Moon Knight, birden fazla kişiliği yüzünden delilik ile süper kahramanlığın arasında sıkışmış. Bu yüzden dizisinde yahut çizgi romanlarında Marc Spector ile birlikte siz de fazla gelgit yaşıyorsunuz ve bittabi kafanız karışıyor. Belki de Moon Knight'ı orijinal kılan budur...
Kesinlikle bol aksiyon ve çıldırmalı bir macera arıyorsanız, doğru adrestesiniz: Moon Knight size ilaç gibi gelecek...
"Ebedi karanlığa karşı sen tek başına bir ışık olmalısın."
"Ama-- bir--- bir şey yaptılar. Artık göremiyorum. Gerçeği göremiyorum. Söyle bana, Khonshu... Tüm bunlar gerçek mi? Yoksa ben delinin teki miyim?"
"Önemi var mı?"
"Ne?!"
"Deli olup olmamanın bir önemi var mı? Deliliğin senin gücün, Marc. Deliliğin sağ kalmanı sağlayacak şey. Deliliğinle savaşmayı bırakmalısın. Teslim ol. Bırak çılgınlık kılavuzun olsun. Deliliğin sana yol göstermesine izin ver."
"Marc, ne görüyorsun? Sana ne olarak görünüyorlar?!"
"Mumyalar görüyorum, Crawley. Bir sürü mumya."
"Tamam, güzel. Bende mi sıkıntı var diye endişelenmiştim."
"Bakın, metro vagonlarında insanlar var!"
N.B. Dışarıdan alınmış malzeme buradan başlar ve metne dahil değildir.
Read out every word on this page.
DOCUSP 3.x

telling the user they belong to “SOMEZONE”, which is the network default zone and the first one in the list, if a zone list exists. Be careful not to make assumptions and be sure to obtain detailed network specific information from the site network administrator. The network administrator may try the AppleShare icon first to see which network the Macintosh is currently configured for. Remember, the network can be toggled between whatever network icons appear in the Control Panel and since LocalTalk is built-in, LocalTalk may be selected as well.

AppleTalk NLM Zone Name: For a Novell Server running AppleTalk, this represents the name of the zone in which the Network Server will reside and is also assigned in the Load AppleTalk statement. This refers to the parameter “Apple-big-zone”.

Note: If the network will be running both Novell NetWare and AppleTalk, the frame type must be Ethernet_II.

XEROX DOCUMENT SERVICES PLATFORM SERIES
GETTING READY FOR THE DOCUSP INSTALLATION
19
"Crawley, tatlım... Bunlar insan falan değil."
"Toplu taşıma sistemimizin gerçekten de cehennemi aratmadığını söylemek isterim."
"Onlara yol göstermem gerek... Gecenin Yolcularını korumalıyım."
"Mon ami, şu an bile pek çok şeyi riske ediyoruz. Bizi görebilirler--"
"Görsünler. Beni gelirken görmelerini seviyorum."